En el largo documental que Sydney Pollack hace sobre su vida hay una toma en la que los dos hablan en la cocina de su casa de Santa Mónica. Uno de los hitos de su carrera. «Al comprarla, vi que debía hacer algo antes de mudarnos. Me gustaba la idea de dejar la casa intacta, no cambiarla. Se me ocurrió construir otra alrededor. Nos dijeron que la casa tenía fantasmas. Decidí que fueran cubistas. Quería que las ventanas dieran la impresión de trepar desde el suelo».
El estallido del «software»
Entre 1987 y 1989, construye el Vitra Design Museum en Alemania. Es un gran quiebro en su carrera: en cierto modo, la creación de un nuevo orden. Gehry había proyectado una escalera exterior en espiral. Disfrutaba de las formas que conseguía dibujando, pero nunca pensaba que podrían incluirse en un edificio. Empezó a jugar con la escalera en forma de serpiente, en contraste con los bordes rectilíneos de los otros volúmenes.
Gehry describe muchas veces sus obras como «peces»
Trató de resolverlo a través de la geometría descriptiva, pero la construcción no resultó exacta. No pudo jugar con las formas curvas, hubo de restringirse a esa falta de libertad. Los nuevos movimientos que trataba de expresar le llevaron a la informática. Son los ochenta en California. Y el estallido del mundo del software, de Steve Jobs en Apple.

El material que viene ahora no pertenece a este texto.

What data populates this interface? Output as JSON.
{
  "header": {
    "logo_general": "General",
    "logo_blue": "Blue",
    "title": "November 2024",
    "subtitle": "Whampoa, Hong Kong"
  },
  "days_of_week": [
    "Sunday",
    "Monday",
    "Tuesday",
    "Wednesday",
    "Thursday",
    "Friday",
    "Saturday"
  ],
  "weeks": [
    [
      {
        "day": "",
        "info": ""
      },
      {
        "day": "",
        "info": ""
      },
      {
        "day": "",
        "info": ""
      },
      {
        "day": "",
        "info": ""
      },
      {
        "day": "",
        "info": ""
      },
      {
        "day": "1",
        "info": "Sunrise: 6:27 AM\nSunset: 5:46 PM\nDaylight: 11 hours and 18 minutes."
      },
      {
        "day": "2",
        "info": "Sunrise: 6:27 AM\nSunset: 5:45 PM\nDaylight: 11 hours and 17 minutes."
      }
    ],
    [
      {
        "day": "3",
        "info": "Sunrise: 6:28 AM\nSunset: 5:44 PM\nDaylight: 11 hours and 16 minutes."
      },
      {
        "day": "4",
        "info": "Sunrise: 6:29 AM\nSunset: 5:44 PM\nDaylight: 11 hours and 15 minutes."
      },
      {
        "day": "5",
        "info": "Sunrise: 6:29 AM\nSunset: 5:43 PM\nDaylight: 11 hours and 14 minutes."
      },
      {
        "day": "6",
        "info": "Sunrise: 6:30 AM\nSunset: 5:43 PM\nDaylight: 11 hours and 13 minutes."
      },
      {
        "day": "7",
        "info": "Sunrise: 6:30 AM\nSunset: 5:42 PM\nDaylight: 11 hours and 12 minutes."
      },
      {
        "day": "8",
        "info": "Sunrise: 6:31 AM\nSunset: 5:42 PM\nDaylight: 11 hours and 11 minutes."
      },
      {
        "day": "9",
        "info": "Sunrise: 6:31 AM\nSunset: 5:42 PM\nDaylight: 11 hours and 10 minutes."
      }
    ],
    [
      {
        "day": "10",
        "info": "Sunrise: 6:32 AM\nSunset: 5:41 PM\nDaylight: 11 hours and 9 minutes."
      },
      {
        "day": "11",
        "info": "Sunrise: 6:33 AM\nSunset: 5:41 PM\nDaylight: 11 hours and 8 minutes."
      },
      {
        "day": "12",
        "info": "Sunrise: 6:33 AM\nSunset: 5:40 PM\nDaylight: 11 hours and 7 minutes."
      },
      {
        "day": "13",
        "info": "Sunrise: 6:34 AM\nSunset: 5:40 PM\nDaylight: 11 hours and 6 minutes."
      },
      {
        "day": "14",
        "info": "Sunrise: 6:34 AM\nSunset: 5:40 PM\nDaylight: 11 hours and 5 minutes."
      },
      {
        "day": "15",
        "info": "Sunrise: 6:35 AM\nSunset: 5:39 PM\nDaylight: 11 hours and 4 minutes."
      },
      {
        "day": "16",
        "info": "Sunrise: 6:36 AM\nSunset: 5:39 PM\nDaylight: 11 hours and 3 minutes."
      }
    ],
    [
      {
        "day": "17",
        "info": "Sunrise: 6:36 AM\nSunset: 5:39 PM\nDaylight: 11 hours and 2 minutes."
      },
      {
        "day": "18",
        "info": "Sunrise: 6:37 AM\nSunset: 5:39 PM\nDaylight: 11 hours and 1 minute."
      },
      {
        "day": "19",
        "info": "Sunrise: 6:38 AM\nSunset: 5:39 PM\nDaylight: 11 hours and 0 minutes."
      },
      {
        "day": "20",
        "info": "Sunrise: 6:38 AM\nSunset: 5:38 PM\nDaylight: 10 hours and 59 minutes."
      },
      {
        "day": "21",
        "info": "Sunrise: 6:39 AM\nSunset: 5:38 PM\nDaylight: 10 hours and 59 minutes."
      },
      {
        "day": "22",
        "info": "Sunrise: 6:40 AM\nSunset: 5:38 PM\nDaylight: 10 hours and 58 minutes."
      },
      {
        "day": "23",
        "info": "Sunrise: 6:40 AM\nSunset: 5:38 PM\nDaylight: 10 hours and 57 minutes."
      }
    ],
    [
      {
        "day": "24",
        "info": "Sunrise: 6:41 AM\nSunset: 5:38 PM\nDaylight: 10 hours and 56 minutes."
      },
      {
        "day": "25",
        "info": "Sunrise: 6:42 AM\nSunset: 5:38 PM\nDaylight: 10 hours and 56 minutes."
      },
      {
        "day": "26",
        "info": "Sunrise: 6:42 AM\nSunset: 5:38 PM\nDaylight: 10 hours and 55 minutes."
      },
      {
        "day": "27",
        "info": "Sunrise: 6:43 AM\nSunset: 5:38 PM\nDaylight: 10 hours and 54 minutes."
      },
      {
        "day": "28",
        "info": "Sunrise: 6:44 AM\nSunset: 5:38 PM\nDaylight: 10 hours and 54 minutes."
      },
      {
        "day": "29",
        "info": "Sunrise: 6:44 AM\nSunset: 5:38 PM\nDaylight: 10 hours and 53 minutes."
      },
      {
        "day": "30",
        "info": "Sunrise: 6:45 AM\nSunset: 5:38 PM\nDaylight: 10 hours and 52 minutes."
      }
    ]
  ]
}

Paralelo en el tiempo a Vitra, el estudio de Gehry trabajaba en el proyecto para el pez de la Villa Olímpica de Barcelona (1986-1992); una enorme estructura con formas sinuosas de piedra, cristal y acero. Fue para este proyecto para el que empezaron a utilizar CATIA, un programa informático de diseño realizado por Dassault Systèmes a fin de proyectar formas complejas para la industria aeroespacial. Esta herramienta transformó los diseños de Gehry, facilitando el estudio de modelos con formas libres y flexibles y su proyección en planos de construcción, permitiéndole ser más y más atrevido... Hasta apoyarse en su concepto más escultural: Bilbao, el auditorio Walt Disney y el edificio del DZ Bank, que no habrían sido posibles sin este sistema.
De Goldberg a Gehry
Gehry describe muchas veces sus obras como «peces». Sus curvas sinuosas aparecen sin cesar tanto en edificios como en diseños de muebles y lámparas. Sus escamas surgieron un día por casualidad, cuando trabajaba con un trozo de cemento que se le cayó al suelo y este estalló en mil pedazos.
«Mis colegas se obsesionaban con los templos griegos. Era la moda, reconstruir el pasado. Y pensé: “los templos griegos son antropomórficos. Hace 300 millones de años solo había peces. Si hay que retroceder, si tanto miedo da ir hacia delante, pues retrocedamos 300 millones de años. ¿Por qué quedarse en Grecia?». A partir de entonces empezó a dibujar peces.
«Maggie vino en sueños y me dijo: “Frank, lo que hiciste fue un poco extravagante”»
Por ese camino, llegaban además recuerdos de sus años de niño. Su abuela compraba carpas que mantenía vivas en la bañera para preparar el gelfiltre, plato judío tradicional para el Sabbath. El futuro Gehry, Frank Owen Goldberg era el único niño judío de la escuela.
Desde joven hubo de enfrentarse al desprecio de sus compañeros. Le llamaban «cara de pez». En 1954, cuando tenía 25 años y dos hijas, cambió su apellido por Gehry: dice que lo hizo empujado por su ex mujer, Anita: «Me costó. Durante cinco años, cuando me presentaban como Frank Gehry, yo añadía: “antes era Goldberg”». Cuenta también cómo diseñó su apellido: «Goldberg tiene una g que desciende, y luego o, l, d, b, e, r, g, que vuelve a descender. Por eso Gehry tiene una g que desciende y luego e, h, r, con una y al final, también hacia abajo». Crecer en el estudio del Talmud, cuya primera expresión es «¿por qué?», está en el origen que le empuja a preguntarse por cada duda de la vida.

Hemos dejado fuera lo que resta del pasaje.